MOSCOW (Reuters) - Belarusian police arrested five university students in the capital Minsk on Friday, human rights activists said, and videos posted on social media showed chaotic scenes of those detained being dragged away by officers through crowded corridors.
The arrests took place in the building of Minsk State Linguistic Institute, which had warned students several days ago that it would call in the police unless they halted their protests against last month’s disputed re-election of President Alexander Lukashenko.
Social media footage showed several dozen students belting out a chorus of “Do you hear the people sing”, a rousing protest anthem from the musical “Les Miserables”, standing behind the white and red flag that is the emblem of the opposition.
Other clips showed students remonstrating with the police as those arrested were pulled away, and pleading with a university official to respond to the incident.
An interior ministry spokeswoman said the arrests were part of an “administrative process” and were not connected with events on Friday, presumably a reference to the singing.
The five students were released from police custody later on Friday after being charged with taking part in illegal protests, according to social media posts and Belarusian media outlets.
Thousands of students took part in protests across the country on Sept. 1, the first day of the academic year, as part of a wave of opposition to Lukashenko’s Aug. 9 election victory, which his critics say was rigged.
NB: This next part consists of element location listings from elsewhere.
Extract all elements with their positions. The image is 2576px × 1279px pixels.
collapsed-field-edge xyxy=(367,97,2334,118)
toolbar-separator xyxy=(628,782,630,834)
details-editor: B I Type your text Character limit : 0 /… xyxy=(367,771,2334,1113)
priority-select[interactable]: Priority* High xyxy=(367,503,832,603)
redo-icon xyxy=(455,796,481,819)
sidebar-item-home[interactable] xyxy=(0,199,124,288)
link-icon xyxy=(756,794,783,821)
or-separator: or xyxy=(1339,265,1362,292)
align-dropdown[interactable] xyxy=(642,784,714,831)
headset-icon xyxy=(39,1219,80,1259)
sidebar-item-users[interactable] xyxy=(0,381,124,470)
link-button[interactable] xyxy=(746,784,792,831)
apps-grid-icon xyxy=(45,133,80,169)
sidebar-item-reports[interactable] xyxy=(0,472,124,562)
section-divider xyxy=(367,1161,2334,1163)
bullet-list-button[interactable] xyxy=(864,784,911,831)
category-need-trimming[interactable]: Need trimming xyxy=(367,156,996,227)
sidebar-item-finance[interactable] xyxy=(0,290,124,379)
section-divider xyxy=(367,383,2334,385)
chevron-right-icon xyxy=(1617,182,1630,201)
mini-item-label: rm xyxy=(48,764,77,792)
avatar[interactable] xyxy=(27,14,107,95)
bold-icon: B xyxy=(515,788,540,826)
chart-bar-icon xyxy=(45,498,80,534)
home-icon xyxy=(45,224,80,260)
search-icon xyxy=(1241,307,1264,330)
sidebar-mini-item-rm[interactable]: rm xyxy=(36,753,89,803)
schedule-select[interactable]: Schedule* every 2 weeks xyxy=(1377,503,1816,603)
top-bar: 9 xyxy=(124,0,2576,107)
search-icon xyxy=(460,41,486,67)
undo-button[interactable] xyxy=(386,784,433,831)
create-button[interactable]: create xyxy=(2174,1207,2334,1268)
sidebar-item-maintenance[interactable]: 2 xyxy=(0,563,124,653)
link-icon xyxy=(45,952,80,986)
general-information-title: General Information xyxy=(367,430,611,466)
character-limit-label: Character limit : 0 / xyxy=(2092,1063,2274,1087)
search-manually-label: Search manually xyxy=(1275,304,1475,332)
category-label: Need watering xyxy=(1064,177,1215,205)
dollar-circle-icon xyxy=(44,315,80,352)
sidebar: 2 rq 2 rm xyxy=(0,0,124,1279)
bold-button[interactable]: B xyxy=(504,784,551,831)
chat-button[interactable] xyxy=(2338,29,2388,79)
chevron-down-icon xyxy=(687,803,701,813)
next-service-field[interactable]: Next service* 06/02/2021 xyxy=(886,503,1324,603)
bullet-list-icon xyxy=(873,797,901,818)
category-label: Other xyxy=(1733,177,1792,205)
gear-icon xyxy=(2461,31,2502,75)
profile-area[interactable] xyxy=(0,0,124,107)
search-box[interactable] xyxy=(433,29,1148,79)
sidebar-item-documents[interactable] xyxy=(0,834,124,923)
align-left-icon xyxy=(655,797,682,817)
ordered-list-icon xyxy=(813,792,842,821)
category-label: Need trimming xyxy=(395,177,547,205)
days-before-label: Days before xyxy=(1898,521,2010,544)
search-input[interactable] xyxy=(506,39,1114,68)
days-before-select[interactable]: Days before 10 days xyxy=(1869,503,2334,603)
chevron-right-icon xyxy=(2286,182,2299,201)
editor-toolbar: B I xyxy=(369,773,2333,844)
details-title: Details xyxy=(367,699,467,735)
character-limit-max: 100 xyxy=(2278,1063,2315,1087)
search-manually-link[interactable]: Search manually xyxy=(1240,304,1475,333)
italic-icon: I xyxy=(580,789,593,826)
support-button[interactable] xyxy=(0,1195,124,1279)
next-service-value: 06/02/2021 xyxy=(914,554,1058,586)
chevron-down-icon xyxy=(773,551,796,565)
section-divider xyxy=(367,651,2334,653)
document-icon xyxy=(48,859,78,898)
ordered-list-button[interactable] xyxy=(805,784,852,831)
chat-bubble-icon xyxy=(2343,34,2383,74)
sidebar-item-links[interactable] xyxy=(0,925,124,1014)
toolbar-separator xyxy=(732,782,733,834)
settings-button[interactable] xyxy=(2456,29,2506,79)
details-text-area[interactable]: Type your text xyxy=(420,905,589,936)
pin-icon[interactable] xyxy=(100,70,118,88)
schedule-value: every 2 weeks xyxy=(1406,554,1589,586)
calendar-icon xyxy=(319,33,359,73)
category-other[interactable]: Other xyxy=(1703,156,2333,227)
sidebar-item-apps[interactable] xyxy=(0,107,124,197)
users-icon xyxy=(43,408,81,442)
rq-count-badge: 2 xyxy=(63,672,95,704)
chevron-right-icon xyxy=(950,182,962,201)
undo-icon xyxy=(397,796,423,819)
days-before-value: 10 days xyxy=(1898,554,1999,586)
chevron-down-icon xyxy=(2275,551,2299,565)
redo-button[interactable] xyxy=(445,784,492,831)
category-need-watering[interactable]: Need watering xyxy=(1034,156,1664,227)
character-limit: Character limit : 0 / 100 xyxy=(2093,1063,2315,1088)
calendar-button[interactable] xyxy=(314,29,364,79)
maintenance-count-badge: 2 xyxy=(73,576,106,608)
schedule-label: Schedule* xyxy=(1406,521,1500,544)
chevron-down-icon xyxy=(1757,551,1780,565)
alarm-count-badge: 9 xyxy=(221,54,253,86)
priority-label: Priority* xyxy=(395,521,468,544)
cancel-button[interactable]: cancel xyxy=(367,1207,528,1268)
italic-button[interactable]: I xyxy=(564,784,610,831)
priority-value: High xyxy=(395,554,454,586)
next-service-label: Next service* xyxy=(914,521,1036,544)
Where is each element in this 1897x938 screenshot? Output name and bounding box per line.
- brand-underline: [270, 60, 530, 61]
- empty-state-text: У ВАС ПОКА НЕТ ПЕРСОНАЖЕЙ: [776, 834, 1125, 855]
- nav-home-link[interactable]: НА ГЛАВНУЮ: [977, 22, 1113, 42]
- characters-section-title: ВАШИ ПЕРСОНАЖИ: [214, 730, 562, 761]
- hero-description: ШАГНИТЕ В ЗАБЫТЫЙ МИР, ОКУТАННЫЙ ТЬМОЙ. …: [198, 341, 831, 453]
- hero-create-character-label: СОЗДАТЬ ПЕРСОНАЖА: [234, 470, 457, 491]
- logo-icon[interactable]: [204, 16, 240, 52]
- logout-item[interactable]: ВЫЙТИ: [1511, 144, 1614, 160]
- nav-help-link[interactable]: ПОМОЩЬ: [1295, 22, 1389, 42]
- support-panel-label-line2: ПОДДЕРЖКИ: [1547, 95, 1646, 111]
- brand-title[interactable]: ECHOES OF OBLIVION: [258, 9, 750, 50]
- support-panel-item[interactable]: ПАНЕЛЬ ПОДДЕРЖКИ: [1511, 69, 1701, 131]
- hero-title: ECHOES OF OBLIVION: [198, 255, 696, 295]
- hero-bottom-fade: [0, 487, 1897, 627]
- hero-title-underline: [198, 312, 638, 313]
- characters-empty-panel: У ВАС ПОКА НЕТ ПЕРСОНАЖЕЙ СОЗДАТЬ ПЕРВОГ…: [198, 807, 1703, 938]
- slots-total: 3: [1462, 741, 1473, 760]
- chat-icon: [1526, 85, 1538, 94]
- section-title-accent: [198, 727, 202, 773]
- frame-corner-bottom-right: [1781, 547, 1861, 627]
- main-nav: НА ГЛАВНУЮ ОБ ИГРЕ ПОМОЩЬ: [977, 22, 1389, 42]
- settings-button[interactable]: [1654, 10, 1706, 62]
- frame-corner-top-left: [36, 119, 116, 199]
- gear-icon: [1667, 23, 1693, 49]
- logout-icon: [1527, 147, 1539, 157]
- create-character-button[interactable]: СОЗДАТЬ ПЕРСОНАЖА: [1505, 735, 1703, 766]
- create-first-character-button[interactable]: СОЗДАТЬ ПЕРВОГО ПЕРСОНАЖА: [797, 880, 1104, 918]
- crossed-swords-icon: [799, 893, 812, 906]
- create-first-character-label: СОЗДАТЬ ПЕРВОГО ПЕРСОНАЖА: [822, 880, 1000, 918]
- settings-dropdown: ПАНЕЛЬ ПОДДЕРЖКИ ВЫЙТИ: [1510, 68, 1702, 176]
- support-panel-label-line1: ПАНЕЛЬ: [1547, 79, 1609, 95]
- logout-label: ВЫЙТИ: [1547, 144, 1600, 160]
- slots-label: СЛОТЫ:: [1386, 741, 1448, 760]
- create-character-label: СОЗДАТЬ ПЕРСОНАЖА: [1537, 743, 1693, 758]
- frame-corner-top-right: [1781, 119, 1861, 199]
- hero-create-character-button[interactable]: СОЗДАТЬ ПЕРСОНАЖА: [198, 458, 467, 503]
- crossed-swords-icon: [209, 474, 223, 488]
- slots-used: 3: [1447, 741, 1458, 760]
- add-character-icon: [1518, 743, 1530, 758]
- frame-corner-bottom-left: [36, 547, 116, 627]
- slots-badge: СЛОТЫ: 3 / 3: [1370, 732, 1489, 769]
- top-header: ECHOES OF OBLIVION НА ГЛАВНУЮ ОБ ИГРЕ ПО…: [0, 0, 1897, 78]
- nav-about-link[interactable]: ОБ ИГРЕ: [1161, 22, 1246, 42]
Separately, a court in Minsk jailed six journalists who were detained at the Sept. 1 student protest for three days each, the Belarusian Association of Journalists said. They were found guilty of taking part in illegal protests.
The protests and strikes have confronted Lukashenko with the gravest threat yet to his 26-year-old grip on power in the former Soviet republic.
Broadcaster Euroradio showed video of students confronting university officials after the arrests with chants of “Shame!”
Dozens of people gathered outside the university in a show of solidarity with the students.